Now dont get me wrong… I am a cyclist and I love cycling.

However in my part of the world their is a small knot of riders who appear to be above saying hello to others and look down on motorists.

Surely we should be working to share the roads not have one vehicle or other have any level of supremacy?

Over the weekend I saw a couple of large groups whilst I was out riding alone. On a narrow single track lane a mini peloton coming the other way made no effort to avoid their spread over the road leaving me with the choice of a less than 2 metre gap or a ditch.

They offered no wave of acknowledgement either.
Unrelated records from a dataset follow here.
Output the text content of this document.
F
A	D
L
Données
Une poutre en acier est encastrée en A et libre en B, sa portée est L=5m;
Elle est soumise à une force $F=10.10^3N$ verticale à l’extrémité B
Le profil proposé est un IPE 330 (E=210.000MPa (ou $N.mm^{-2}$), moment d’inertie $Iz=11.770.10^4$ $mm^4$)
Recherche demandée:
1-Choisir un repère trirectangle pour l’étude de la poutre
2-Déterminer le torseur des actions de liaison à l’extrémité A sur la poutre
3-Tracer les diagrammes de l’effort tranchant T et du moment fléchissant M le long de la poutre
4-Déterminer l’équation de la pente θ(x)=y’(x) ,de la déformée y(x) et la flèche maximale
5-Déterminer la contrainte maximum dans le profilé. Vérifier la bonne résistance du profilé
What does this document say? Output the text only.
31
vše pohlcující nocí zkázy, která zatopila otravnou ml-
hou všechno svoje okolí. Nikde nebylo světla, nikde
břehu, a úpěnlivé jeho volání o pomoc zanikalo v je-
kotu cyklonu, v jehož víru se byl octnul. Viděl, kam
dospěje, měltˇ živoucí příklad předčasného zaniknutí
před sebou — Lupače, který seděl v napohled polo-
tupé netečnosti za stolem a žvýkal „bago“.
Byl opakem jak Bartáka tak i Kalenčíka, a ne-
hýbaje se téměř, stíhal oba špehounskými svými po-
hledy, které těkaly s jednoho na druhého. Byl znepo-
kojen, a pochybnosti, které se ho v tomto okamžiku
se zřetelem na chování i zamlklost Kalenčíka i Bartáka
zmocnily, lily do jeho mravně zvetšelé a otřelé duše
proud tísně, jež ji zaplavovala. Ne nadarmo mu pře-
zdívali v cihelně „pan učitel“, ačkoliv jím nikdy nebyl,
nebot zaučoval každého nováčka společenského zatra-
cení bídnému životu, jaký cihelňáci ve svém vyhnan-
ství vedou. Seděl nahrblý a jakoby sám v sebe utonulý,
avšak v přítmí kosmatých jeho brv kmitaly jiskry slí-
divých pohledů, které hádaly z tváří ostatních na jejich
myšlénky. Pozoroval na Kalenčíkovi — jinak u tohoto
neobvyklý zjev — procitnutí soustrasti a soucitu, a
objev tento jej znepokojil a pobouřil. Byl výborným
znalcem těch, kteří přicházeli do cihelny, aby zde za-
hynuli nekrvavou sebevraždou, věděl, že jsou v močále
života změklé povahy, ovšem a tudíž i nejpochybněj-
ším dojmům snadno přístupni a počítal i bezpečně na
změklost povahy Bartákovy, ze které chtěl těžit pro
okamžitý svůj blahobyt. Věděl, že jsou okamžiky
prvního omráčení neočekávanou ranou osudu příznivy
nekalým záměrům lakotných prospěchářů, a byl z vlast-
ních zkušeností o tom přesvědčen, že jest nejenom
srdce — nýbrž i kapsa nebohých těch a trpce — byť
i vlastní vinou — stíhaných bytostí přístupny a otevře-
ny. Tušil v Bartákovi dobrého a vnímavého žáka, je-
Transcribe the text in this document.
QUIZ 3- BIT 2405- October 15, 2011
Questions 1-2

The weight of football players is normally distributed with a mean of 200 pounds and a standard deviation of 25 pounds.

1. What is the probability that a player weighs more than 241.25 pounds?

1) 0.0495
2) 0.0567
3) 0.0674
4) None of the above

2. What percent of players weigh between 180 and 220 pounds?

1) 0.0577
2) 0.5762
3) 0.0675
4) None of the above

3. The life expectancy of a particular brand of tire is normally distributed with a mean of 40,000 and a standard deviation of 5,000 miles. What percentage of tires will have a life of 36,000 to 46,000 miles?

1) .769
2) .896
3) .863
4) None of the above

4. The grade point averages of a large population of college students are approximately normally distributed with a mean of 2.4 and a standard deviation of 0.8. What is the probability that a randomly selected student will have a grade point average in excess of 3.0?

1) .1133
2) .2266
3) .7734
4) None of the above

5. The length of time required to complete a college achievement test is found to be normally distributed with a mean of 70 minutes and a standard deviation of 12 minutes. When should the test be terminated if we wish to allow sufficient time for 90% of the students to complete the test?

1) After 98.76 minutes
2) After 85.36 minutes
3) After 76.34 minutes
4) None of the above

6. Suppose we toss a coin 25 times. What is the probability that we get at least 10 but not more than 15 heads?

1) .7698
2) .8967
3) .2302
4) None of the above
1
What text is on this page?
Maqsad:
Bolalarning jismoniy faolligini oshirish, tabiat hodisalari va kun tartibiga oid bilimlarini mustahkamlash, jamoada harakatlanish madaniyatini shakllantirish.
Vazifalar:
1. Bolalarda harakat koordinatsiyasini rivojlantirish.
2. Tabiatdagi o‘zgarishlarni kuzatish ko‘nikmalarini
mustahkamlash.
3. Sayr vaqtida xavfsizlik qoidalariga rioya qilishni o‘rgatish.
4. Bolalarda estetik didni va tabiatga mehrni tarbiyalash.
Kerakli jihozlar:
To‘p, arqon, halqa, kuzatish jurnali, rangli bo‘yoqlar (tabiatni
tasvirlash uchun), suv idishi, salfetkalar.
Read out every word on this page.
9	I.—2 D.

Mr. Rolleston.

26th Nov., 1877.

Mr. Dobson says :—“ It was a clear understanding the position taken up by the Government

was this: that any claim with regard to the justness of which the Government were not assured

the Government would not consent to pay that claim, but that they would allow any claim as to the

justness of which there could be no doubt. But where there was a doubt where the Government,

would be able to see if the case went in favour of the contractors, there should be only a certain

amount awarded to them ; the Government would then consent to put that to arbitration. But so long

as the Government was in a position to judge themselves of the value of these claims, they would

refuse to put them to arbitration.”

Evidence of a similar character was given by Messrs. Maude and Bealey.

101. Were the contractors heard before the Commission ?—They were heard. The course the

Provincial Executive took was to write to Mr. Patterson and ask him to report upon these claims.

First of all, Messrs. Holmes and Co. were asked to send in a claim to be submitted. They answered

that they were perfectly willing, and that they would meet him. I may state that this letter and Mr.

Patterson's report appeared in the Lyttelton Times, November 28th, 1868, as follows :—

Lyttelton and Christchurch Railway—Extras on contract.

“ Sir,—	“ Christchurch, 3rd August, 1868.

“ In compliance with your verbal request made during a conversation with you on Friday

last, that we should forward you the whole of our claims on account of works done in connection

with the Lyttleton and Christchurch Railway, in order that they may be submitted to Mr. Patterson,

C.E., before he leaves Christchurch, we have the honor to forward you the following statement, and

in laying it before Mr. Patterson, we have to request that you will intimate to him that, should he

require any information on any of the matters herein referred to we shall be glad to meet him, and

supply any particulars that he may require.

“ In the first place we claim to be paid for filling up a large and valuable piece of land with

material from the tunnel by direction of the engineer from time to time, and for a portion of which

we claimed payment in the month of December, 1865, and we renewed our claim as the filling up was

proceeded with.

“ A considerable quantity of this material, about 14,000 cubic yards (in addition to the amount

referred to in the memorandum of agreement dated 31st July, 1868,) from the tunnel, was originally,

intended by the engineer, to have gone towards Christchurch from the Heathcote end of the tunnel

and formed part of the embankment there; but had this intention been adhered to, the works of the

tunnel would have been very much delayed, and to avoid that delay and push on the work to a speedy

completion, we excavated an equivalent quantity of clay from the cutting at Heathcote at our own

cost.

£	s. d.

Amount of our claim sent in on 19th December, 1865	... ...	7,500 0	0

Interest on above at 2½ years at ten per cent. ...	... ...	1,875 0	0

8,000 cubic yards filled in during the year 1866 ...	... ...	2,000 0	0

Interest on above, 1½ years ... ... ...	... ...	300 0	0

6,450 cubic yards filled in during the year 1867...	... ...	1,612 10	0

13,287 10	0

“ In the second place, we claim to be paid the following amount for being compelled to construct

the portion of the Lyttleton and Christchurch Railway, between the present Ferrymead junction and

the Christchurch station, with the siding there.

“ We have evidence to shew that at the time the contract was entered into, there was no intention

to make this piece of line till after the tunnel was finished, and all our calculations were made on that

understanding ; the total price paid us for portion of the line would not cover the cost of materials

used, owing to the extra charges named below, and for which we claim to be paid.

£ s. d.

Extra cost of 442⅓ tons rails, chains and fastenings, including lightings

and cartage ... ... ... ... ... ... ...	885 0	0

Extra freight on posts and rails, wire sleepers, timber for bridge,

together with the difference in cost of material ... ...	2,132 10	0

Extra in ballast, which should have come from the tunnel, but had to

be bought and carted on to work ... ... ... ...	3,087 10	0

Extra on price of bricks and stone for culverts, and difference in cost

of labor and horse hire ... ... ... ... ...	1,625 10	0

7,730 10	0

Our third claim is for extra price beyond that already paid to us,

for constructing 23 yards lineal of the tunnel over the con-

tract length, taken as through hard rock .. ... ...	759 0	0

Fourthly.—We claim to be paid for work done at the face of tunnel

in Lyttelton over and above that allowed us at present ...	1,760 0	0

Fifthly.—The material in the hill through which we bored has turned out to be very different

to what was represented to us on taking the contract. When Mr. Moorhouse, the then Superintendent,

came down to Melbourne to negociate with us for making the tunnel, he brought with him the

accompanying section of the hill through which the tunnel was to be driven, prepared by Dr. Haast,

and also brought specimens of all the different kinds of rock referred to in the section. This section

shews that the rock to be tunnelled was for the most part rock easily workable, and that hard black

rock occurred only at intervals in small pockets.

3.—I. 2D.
They were in the zone and racing.

The following day whilst out on an essential car journey I came up behind a group of three riders on a similarly narrow lane. There was already a car behind them and another two joined the tail behind me.

No-one could get by for almost a mile despite the cyclists looking back and seeing the gaggle of motorists behind them.

And whilst I accept and understand that there is no obligation for the riders to slow up or single up to let the cars through, it would be courteous and show that we understand that the roads are shared spaces.

I do accept that there are some terrible motorists out there, I get my right elbow hair shaved off by wing mirrors regularly, but maybe its time for us to admit that there are some terrible cyclists as well?

Reading some social media and forums it seems that there is a war to be fought on the roads. A war where middle aged males in Rapha kit riding expensive Specialized bikes feel the need to express their right to ride.

It doesn’t need to be like that. We are all just trying to get somewhere.

So why don’t you try letting a motorist pass you on a narrow road if you can. They might acknowledge it with a wave, they might not. But you will have avoided raising their blood pressure so they might considerate to a horse or pedestrian at the next junction.

Pay it forward, it feels good and might diffuse a bit of this perceived tension.